O autor procura sempre mostrar metaforicamente o desabrochar e transformação interior de cada uma das personagens usando a figura das borboletas e de um bebé para o representar. A meio da curta há uma nova mistura entre o 2D com o 3D onde se pode ver uma cara a preto e branco que através de uma rotação de câmara se desvenda um corpo de mulher em posição de parto. Apenas muito pontualmente o autor usa a cor vermelha que, segundo ele, serve para simbolizar sangue ou um nascimento. Neste primeiro caso dois homens têm uma vela acesa entre eles que se transmuta para o corpo de uma mulher que tem uma chama a arder na zona do coração e essa chama prolonga-se até aos seus cabelos, parecendo cabelos que esvoaçam ao vento. E num segundo momento quando um homem caí na água transformando-se num coração.

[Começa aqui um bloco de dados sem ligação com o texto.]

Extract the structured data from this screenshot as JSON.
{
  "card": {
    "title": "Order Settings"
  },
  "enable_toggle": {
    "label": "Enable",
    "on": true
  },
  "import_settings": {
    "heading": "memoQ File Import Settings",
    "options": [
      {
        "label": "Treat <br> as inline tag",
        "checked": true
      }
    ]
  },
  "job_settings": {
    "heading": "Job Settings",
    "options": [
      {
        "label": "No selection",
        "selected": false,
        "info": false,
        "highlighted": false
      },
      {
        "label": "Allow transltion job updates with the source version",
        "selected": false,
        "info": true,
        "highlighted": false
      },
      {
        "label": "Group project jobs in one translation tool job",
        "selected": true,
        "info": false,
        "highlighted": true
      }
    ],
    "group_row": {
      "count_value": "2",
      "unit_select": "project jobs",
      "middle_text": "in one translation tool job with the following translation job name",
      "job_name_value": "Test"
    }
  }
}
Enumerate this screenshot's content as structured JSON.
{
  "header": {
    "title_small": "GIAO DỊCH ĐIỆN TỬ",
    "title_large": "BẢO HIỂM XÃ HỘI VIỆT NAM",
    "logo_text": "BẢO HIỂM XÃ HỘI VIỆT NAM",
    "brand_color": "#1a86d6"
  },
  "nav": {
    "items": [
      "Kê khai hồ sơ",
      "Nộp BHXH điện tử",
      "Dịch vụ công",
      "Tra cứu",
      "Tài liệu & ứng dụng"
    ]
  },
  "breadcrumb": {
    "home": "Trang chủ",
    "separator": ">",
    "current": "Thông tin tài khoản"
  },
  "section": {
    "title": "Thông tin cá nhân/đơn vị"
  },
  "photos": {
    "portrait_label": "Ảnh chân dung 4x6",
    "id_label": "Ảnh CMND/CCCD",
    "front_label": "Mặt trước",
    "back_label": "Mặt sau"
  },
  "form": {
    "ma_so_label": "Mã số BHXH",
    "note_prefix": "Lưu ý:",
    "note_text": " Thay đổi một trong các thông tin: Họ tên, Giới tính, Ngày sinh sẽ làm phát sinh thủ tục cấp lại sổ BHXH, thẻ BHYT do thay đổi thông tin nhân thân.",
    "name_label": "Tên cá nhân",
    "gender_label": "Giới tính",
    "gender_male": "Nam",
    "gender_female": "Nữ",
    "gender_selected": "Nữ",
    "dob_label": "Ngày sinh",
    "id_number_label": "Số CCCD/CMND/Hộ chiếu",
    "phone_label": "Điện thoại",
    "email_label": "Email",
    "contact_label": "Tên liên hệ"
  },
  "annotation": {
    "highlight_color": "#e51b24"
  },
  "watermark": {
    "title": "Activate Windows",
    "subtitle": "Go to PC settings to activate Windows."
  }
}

Apesar desta curta não ser em realidade virtual, Vier Nev inspirado pela experiência que tinha feito anteriormente - “Dar Cria” - dá continuidade à exploração das imagens com duplo sentido e o jogo entre figura vs. Fundo que tinha vindo a trabalhar até aqui (Figura 1).

Figura 1: Vier Nev, Mãe de Sangue, 2020. Fotoframas do filme. Fonte: https://vimeo.com/430690235  

2. Dar Cria

“Dar Cria” é uma obra que antecede a anterior, mas que é pertinente apenas falar-se dela em segundo lugar devido à sua complexidade narrativa. Esta obra tem uma grande dualidade narrativa e partilha o tema do nascimento e da perceção visual com a obra que foi referida anteriormente. Aqui, o autor, também, brinca com a perceção visual dos espetadores nesta experiência de Realidade Virtual onde cada imagem tem um duplo sentido. A diferença desta obra para a anterior é que nesta há necessariamente uma maior imersividade, pois o próprio media já o proporciona inevitavelmente. Contudo sofre uma abordagem de criação diferente. Em vez das imagens terem inerentemente um duplo sentido que é desvendado aquando da movimentação da câmara, a narrativa é contada de outra forma - através de uma janela-ecrã.

O uso de uma janela digital ou portal traz exatamente o oposto proporcionado por este media que é a ausência de uma janela, de um enquadramento, que até agora existia em qualquer ecrã de televisão, cinema, telemóvel tablet ou computador e a Realidade Virtual tira-nos essa moldura criando um universo sem limites que pode ser programável, podendo submergir-se o espetador numa espécie de sonho lucido. Contudo, esta experiência traz de volta o enquadramento perdido que é algo a autora Stephanie Riggs no seu livro “The End of Storytelling (2019:66) denota como umas das três grandes preocupações (sendo as outras a sensação de presença e a programação responsiva) guiando-se, assim, o olhar do observador com maior facilidade, durante a narrativa.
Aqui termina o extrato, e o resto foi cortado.